The basic story concerns two Seattle grade-schoolers, ten-year old Noah (Chris O'Neil) and his younger sister, Emma (Rhiannon Leigh Wryn). While on vacation, they discover a mysterious black box on the beach. It contains various otherworldly items, including an ordinary-looking stuffed rabbit named Mimzy that speaks telepathically to Emma. The kids hide these items in their room but the longer they remain in their position, the smarter Noah and Emma become. She is able to levitate and he shows quantum leaps in science class. Even though the kids' parents (Timothy Hutton and Joely Richardson) are largely ignorant of the changes in their offspring, Noah's science teacher, Larry White (Rainn Wilson), is not. He and his hippy girlfriend, Naomi (Kathryn Hahn), visit Mrs. Wilder at home to tell her she has two very special children. Meanwhile, a Homeland Security official (Michael Clarke Duncan) is narrowing in on Emma and Noah as the cause of a major blackout. And Mimzy begins to lose her effectiveness because she needs to be sent back to the dying future from whence she came.
The Last Mimzy moves far too fast to become boring, but it frustrates with the possibilities it leaves untapped. Part of the movie's mid-section explores the superhuman abilities of the children, but this is lost in the rush to the finish line. An attempt is made to present Michael Clarke Duncan's character as more than a gung-ho military type, but he doesn't get enough screen time. The film's last act doesn't try to hide its similarities to E.T. and the movie throws in a little Zathura along the way. The film has a pro-ecological message but it is shoehorned into the opening and closing futuristic bookend sequences.

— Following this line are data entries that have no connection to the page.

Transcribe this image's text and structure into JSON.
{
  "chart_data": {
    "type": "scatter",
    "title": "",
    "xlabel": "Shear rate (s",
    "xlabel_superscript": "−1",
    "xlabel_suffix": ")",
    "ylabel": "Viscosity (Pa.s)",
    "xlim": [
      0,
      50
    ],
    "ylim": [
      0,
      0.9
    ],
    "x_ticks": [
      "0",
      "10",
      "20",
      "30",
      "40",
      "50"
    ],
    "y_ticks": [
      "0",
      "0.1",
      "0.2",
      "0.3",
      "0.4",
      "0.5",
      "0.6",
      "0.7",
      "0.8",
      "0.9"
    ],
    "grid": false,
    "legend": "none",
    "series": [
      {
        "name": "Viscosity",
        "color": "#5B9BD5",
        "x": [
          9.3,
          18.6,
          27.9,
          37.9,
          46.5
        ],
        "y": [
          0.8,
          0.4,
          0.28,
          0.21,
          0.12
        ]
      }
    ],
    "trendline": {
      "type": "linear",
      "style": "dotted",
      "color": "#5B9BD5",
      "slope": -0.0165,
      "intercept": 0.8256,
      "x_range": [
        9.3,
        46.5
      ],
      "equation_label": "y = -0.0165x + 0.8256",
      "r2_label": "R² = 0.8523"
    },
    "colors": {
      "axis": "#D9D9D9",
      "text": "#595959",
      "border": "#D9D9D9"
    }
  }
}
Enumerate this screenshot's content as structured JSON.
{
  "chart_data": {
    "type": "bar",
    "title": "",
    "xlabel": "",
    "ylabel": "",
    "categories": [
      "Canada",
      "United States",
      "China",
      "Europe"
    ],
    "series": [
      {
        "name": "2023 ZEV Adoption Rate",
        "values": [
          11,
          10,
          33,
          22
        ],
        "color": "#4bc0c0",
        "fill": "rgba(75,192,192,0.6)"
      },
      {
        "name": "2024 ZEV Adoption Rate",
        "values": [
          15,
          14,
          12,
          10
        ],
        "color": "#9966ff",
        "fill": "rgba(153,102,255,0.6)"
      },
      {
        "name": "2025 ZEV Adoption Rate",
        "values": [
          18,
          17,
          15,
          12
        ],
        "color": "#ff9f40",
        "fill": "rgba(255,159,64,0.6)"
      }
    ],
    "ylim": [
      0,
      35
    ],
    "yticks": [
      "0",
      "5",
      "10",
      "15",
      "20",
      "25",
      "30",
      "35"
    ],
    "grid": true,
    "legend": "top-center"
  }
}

The acting by the children, especially Rhiannon Leigh Wryn, is effective. This is Wryn's first major role and it represents the first credit of any sort for her co-star, Chris O'Neil. Since The Last Mimzy focuses on the young protagonists, it's necessary for them to be credible, and they are. They are cute without being annoying and their dialogue delivery is unforced. None of the adults, however, can be said to impress. Rainn Wilson and Kathryn Hahn have their moments, but both seem over-earnest. Timothy Hutton and Joely Richardson are rather boring and it feels like 75% of Michael Clarke Duncan's part wound up on the cutting room floor. Toward the end of the movie, I was trying to figure out why he was in it.
As family friendly adventures go, The Last Mimzy is a cut below the recent Bridge to Terabithia, with which it shares the same target demographic. The science fiction and fantasy elements give The Last Mimzy a nice sheen and the low-key special effects are effective. This is, however, likely to impress children more than adults. Kids will appreciate the fast pace and won't be bothered by some of the story's lapses and the clumsy changes in pace and direction. For adults, while The Last Mimzy is not unpleasant, it lacks the polish and substance to be anything more than an opportunity to attend a movie with one's family. The film does a lot of things but it never fully satisfies.